It continues to irk me that even though I have been in the tree tube business for 24 years that my customers are better at explaining their benefits than I am.
I received a text over the weekend from an American chestnut tree planter in Mississippi that does a better job of illustrating the concept of the “deer browse line” better than I can. Here’s the photo and text he sent to me:
For years I have joked, when asked if I recommend 4ft or 5ft tree tubes, that the deer browse line is located 4’8.5″ from the ground. Well, here’s a place where year after year the deer, who can rest their front hooves against the big oak while rearing on their hinds, browse to almost exactly that level.
Does that mean you should always and only use 5ft tubes? No. Four foot tubes make sense a) in places with less severe deer browse, b) for species that aren’t browsed as heavily, or b) where it becomes a budgetary choice between protecting more trees with 4ft tubes versus fewer trees with 5ft tubes.

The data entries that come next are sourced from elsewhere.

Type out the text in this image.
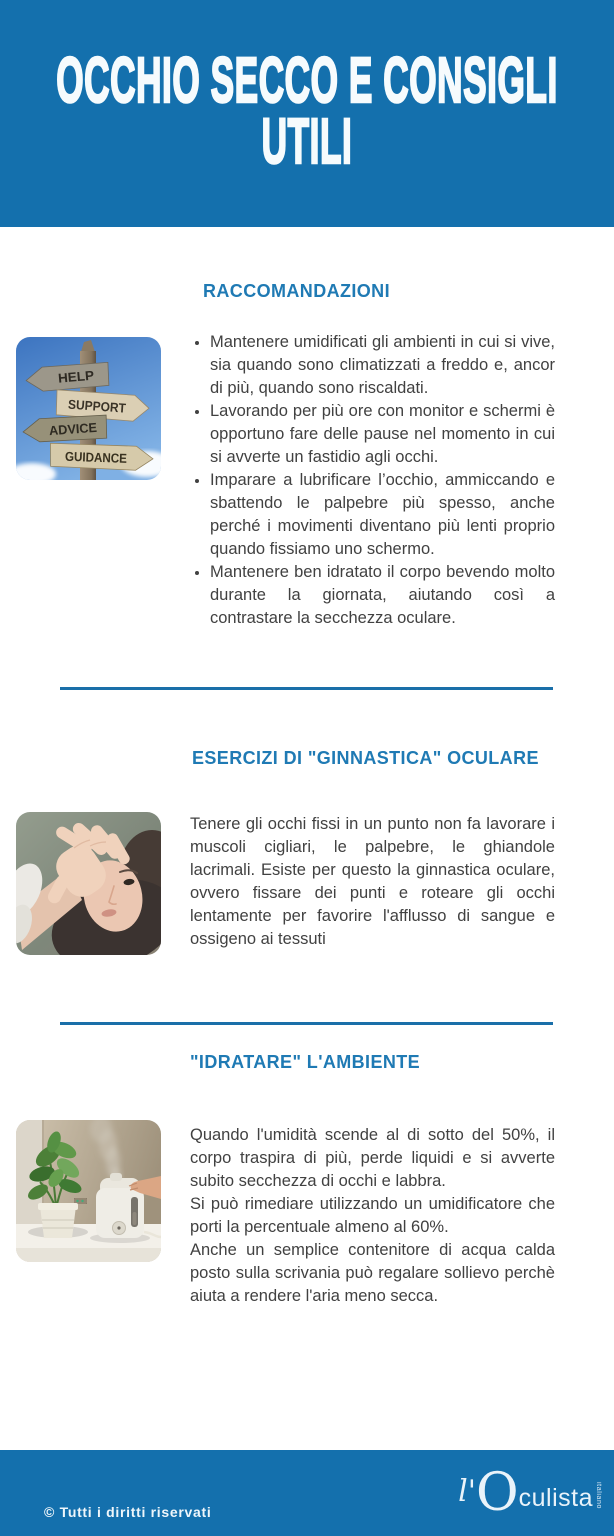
OCCHIO SECCO E CONSIGLI
UTILI
RACCOMANDAZIONI
HELP
SUPPORT
ADVICE
GUIDANCE
• Mantenere umidificati gli ambienti in cui si vive, sia quando sono climatizzati a freddo e, ancor di più, quando sono riscaldati.
• Lavorando per più ore con monitor e schermi è opportuno fare delle pause nel momento in cui si avverte un fastidio agli occhi.
• Imparare a lubrificare l’occhio, ammiccando e sbattendo le palpebre più spesso, anche perché i movimenti diventano più lenti proprio quando fissiamo uno schermo.
• Mantenere ben idratato il corpo bevendo molto durante la giornata, aiutando così a contrastare la secchezza oculare.
ESERCIZI DI "GINNASTICA" OCULARE

Tenere gli occhi fissi in un punto non fa lavorare i muscoli cigliari, le palpebre, le ghiandole lacrimali. Esiste per questo la ginnastica oculare, ovvero fissare dei punti e roteare gli occhi lentamente per favorire l'afflusso di sangue e ossigeno ai tessuti

"IDRATARE" L'AMBIENTE

Quando l'umidità scende al di sotto del 50%, il corpo traspira di più, perde liquidi e si avverte subito secchezza di occhi e labbra.

Si può rimediare utilizzando un umidificatore che porti la percentuale almeno al 60%.

Anche un semplice contenitore di acqua calda posto sulla scrivania può regalare sollievo perchè aiuta a rendere l'aria meno secca.

© Tutti i diritti riservati
l' O culista italiano
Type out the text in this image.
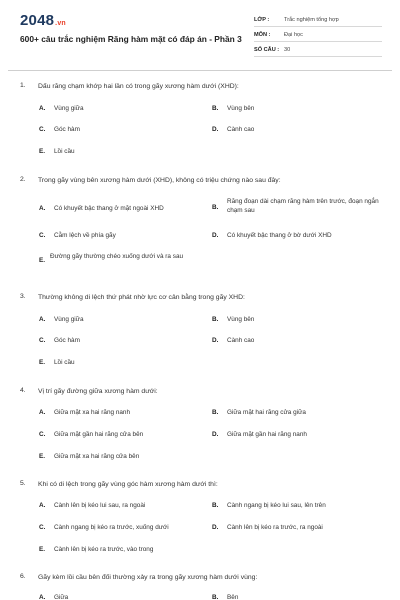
2048.vn
600+ câu trắc nghiệm Răng hàm mặt có đáp án - Phần 3
LỚP :	Trắc nghiệm tổng hợp
MÔN : Đại học
SỐ CÂU : 30
1. Dấu răng chạm khớp hai lần có trong gãy xương hàm dưới (XHD):
A. Vùng giữa	B. Vùng bên
C. Góc hàm	D. Cành cao
E. Lồi cầu
2. Trong gãy vùng bên xương hàm dưới (XHD), không có triệu chứng nào sau đây:
A. Có khuyết bậc thang ở mặt ngoài XHD	B.
Răng đoạn dài chạm răng hàm trên trước, đoạn ngắn chạm sau
C. Cằm lệch về phía gãy	D. Có khuyết bậc thang ở bờ dưới XHD
E.
Đường gãy thường chéo xuống dưới và ra sau
3. Thường không di lệch thứ phát nhờ lực cơ cân bằng trong gãy XHD:
A. Vùng giữa	B. Vùng bên
C. Góc hàm	D. Cành cao
E. Lồi cầu
4. Vị trí gãy đường giữa xương hàm dưới:
A. Giữa mặt xa hai răng nanh	B. Giữa mặt hai răng cửa giữa
C. Giữa mặt gần hai răng cửa bên	D. Giữa mặt gần hai răng nanh
E. Giữa mặt xa hai răng cửa bên
5. Khi có di lệch trong gãy vùng góc hàm xương hàm dưới thì:
A. Cành lên bị kéo lui sau, ra ngoài	B. Cành ngang bị kéo lui sau, lên trên
C. Cành ngang bị kéo ra trước, xuống dưới	D. Cành lên bị kéo ra trước, ra ngoài
E. Cành lên bị kéo ra trước, vào trong
6. Gãy kèm lồi cầu bên đối thường xảy ra trong gãy xương hàm dưới vùng:
A. Giữa	B. Bên
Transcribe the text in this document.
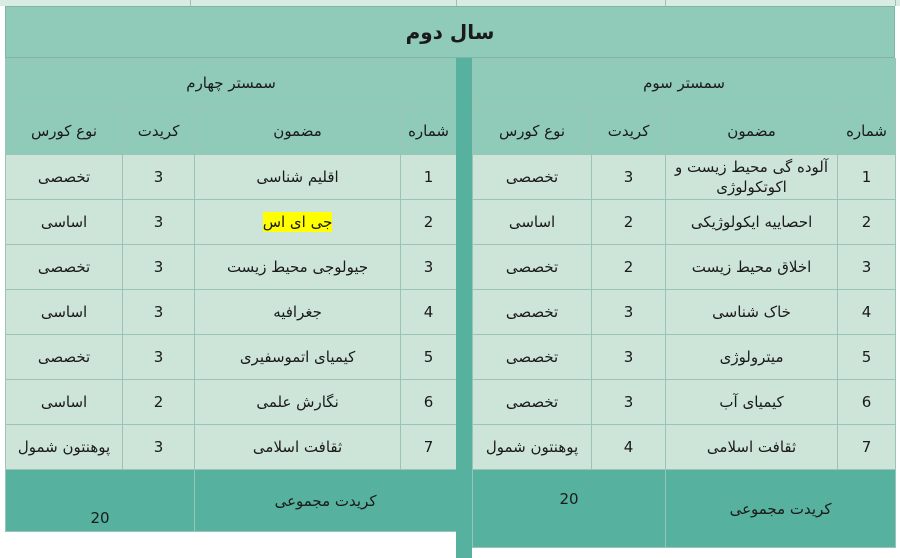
سال دوم
سمستر چهارم			
شماره	مضمون	کریدت	نوع کورس
1	اقلیم شناسی	3	تخصصی
2	جی ای اس	3	اساسی
3	جیولوجی محیط زیست	3	تخصصی
4	جغرافیه	3	اساسی
5	کیمیای اتموسفیری	3	تخصصی
6	نگارش علمی	2	اساسی
7	ثقافت اسلامی	3	پوهنتون شمول
کریدت مجموعی		20	
سمستر سوم			
شماره	مضمون	کریدت	نوع کورس
1	آلوده گی محیط زیست و اکوتکولوژی	3	تخصصی
2	احصاییه ایکولوژیکی	2	اساسی
3	اخلاق محیط زیست	2	تخصصی
4	خاک شناسی	3	تخصصی
5	میترولوژی	3	تخصصی
6	کیمیای آب	3	تخصصی
7	ثقافت اسلامی	4	پوهنتون شمول
کریدت مجموعی		20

There are also a small number of cases where 6ft tree tubes are absolutely necessary, due to extreme deer density, highly preferential browse species (especially fruit trees), and topography (a steeply sloped site effectively makes deer “taller” on the uphill side of the tree tube).
But this photo and the the extremely observant text that came with it perfectly illustrate – better than I ever could – how the 5ft tree tube should be the “go to” size for deer protection in most cases and when budget allows.